My method was simple. Every week, I would copy the old status report to a new file and open it. I would purge most of the old contents from the prior two weeks and insert the new stuff. I kept the notes organized by projects and themes (e.g., patents are not projects but generating new IP was a constant theme). I used projects and themes as section headers and put succinct statements of progress and accomplishments in each section. As new projects started or completed, new sections were added and deleted. The themes tended to be constant throughout the year.
When I came time to do the annual summary, my annual self-assessment for rating purposes, I opened the directory and worked through the status reports. This was relatively quick because most weeks had preliminary or intermediary results and I only needed to copy over the final or significant results into the annual summary. I could accurately remember what had been done, so I left nothing out. I kept to the active voice, so the summary was punchy. Should my boss have questions about any assertions, I pulled the weekly reports as backup documentation, so the annual review was pretty smooth.
I had two special sections in my fortnightly status reports that I kept for myself. In one section, I kept notes about directives and objectives from my boss. This proved handy for discussions with my boss about priorities and focus - I could document his directions. In the other private section, I kept people notes about the people I managed.
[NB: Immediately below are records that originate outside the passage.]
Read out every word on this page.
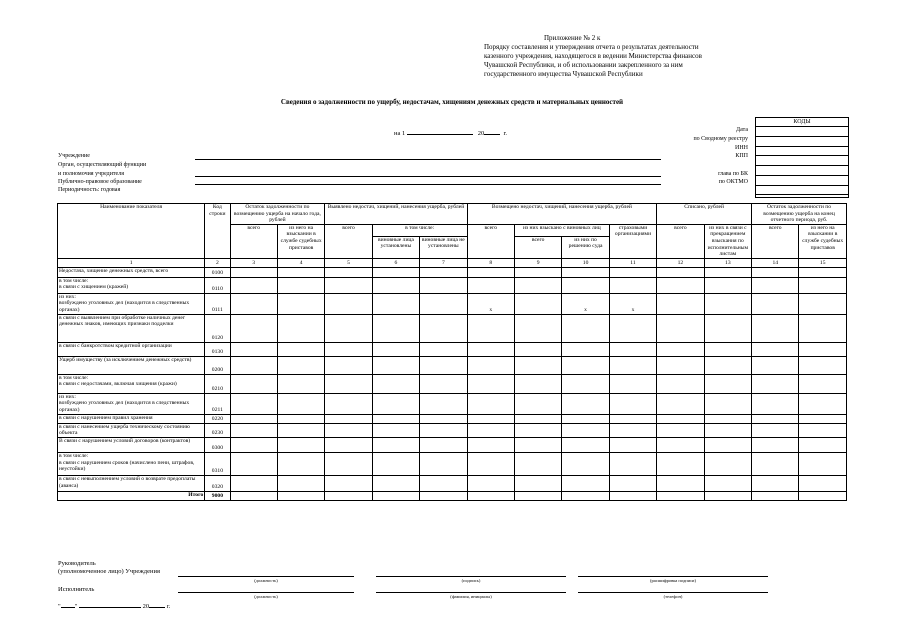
Приложение № 2 к
Порядку составления и утверждения отчета о результатах деятельности
казенного учреждения, находящегося в ведении Министерства финансов
Чувашской Республики, и об использовании закрепленного за ним
государственного имущества Чувашской Республики
Сведения о задолженности по ущербу, недостачам, хищениям денежных средств и материальных ценностей
на 1	20	г.
КОДЫ
Дата
по Сводному реестру
ИНН
КПП
глава по БК
по ОКТМО
Учреждение
Орган, осуществляющий функции
и полномочия учредителя
Публично-правовое образование
Периодичность: годовая
Наименование показателя	Код строки	Остаток задолженности по возмещению ущерба на начало года, рублей		Выявлено недостач, хищений, нанесения ущерба, рублей			Возмещено недостач, хищений, нанесения ущерба, рублей				Списано, рублей		Остаток задолженности по возмещению ущерба на конец отчетного периода, руб.	
		всего	из него на взыскании в службе судебных приставов	всего	в том числе:		всего	из них взыскано с виновных лиц		страховыми организациями	всего	из них в связи с прекращением взыскания по исполнительным листам	всего	из него на взыскании в службе судебных приставов
					виновные лица установлены	виновные лица не установлены		всего	из них по решению суда					
1	2	3	4	5	6	7	8	9	10	11	12	13	14	15
Недостача, хищение денежных средств, всего	0100													
в том числе:
в связи с хищением (кражей)	0110													
из них:
возбуждено уголовных дел (находится в следственных органах)	0111						x		x	x				
в связи с выявлением при обработке наличных денег денежных знаков, имеющих признаки подделки	0120													
в связи с банкротством кредитной организации	0130													
Ущерб имуществу (за исключением денежных средств)	0200													
в том числе:
в связи с недостачами, включая хищения (кражи)	0210													
из них:
возбуждено уголовных дел (находится в следственных органах)	0211													
в связи с нарушением правил хранения	0220													
в связи с нанесением ущерба техническому состоянию объекта	0230													
В связи с нарушением условий договоров (контрактов)	0300													
в том числе:
в связи с нарушением сроков (начислено пени, штрафов, неустойки)	0310													
в связи с невыполнением условий о возврате предоплаты (аванса)	0320													
Итого	9000													
Руководитель
(уполномоченное лицо) Учреждения
(должность)	(подпись)	(расшифровка подписи)
Исполнитель
(должность)	(фамилия, инициалы)	(телефон)
" "	20	г.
Outstanding things they had done or things they had missed. This helped in conversations with my direct reports. Keeping the private parts private was something that required extra effort because I did not want to accidentially send out information intended to be kept private. My main action here was to add the private stuff to the file after I had sent off my status report to my boss, and I was careful to cut-and-paste the intended content into the email rather than to simply attach the whole file.
I do not know why, but I have always hated writing weekly or fortnightly status reports. It was foolish to resist all those years and I should have started much sooner in my career.